The applicants were discussed by the interview team and despite Clements achieving the best scores, there were concerns about whether he would be a “good fit” with the team which was made up of women in their early 30s.

The decision was made to hire Clements’ younger female rival for the post.

Dr Lee spoke to Clements on the phone to explain the decision. Clements said that during this conversation, Dr Lee told him she would feel “uncomfortable” asking him to do things given that he had “an eleven-year-old daughter”.

He also claimed Lee said the role would “encourage members to develop their careers” and that, given Clements’ maturity, it was “better to employ someone at an early stage of their career”.

Clements took the case to the Employment Tribunal, which ruled in his favour.

It heard that Dr Lee had only recently joined the trust herself and had no experience or training in conducting interviews. It concluded that she would find it “difficult to manage someone who was much older than her” and used the reference to his daughter “to illustrate the maturity point”.

Judge Hyams-Parish concluded that the trust had discriminated against Clements because of his age.

The tribunal also said that the evidence for sex discrimination was “not quite as overt as that relating to age”.

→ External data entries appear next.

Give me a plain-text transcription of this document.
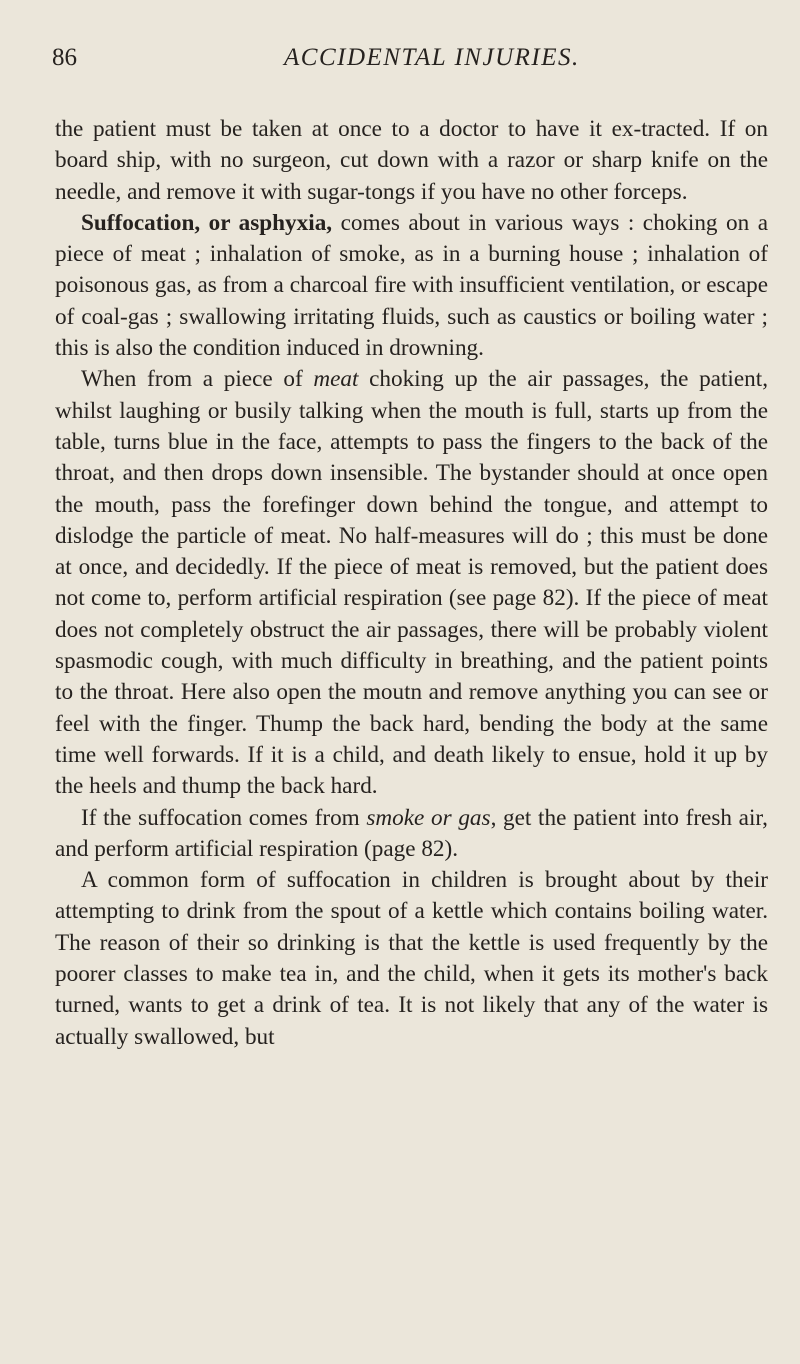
86	ACCIDENTAL INJURIES.

the patient must be taken at once to a doctor to have it ex-tracted. If on board ship, with no surgeon, cut down with a razor or sharp knife on the needle, and remove it with sugar-tongs if you have no other forceps.

Suffocation, or asphyxia, comes about in various ways : choking on a piece of meat ; inhalation of smoke, as in a burning house ; inhalation of poisonous gas, as from a charcoal fire with insufficient ventilation, or escape of coal-gas ; swallowing irritating fluids, such as caustics or boiling water ; this is also the condition induced in drowning.

When from a piece of meat choking up the air passages, the patient, whilst laughing or busily talking when the mouth is full, starts up from the table, turns blue in the face, attempts to pass the fingers to the back of the throat, and then drops down insensible. The bystander should at once open the mouth, pass the forefinger down behind the tongue, and attempt to dislodge the particle of meat. No half-measures will do ; this must be done at once, and decidedly. If the piece of meat is removed, but the patient does not come to, perform artificial respiration (see page 82). If the piece of meat does not completely obstruct the air passages, there will be probably violent spasmodic cough, with much difficulty in breathing, and the patient points to the throat. Here also open the moutn and remove anything you can see or feel with the finger. Thump the back hard, bending the body at the same time well forwards. If it is a child, and death likely to ensue, hold it up by the heels and thump the back hard.

If the suffocation comes from smoke or gas, get the patient into fresh air, and perform artificial respiration (page 82).

A common form of suffocation in children is brought about by their attempting to drink from the spout of a kettle which contains boiling water. The reason of their so drinking is that the kettle is used frequently by the poorer classes to make tea in, and the child, when it gets its mother's back turned, wants to get a drink of tea. It is not likely that any of the water is actually swallowed, but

However, the focus on trying to find the ‘best fit’ may well have contributed to the decision to hire the younger female candidate instead given “the gender of people who made the decision”.

A spokesperson for the Health Innovation Network, which is part of Guy’s and St Thomas’, said: “We’d like to apologise again to Mr Clements. The tribunal remedy hearing in December 2020 stated that while there were flaws in this specific recruitment process, those involved were not malicious or intentionally discriminatory.”

The trust was ordered to pay Clements £5,000 for injury to feelings, together with interest of £969.86, and compensation of £1,468.38.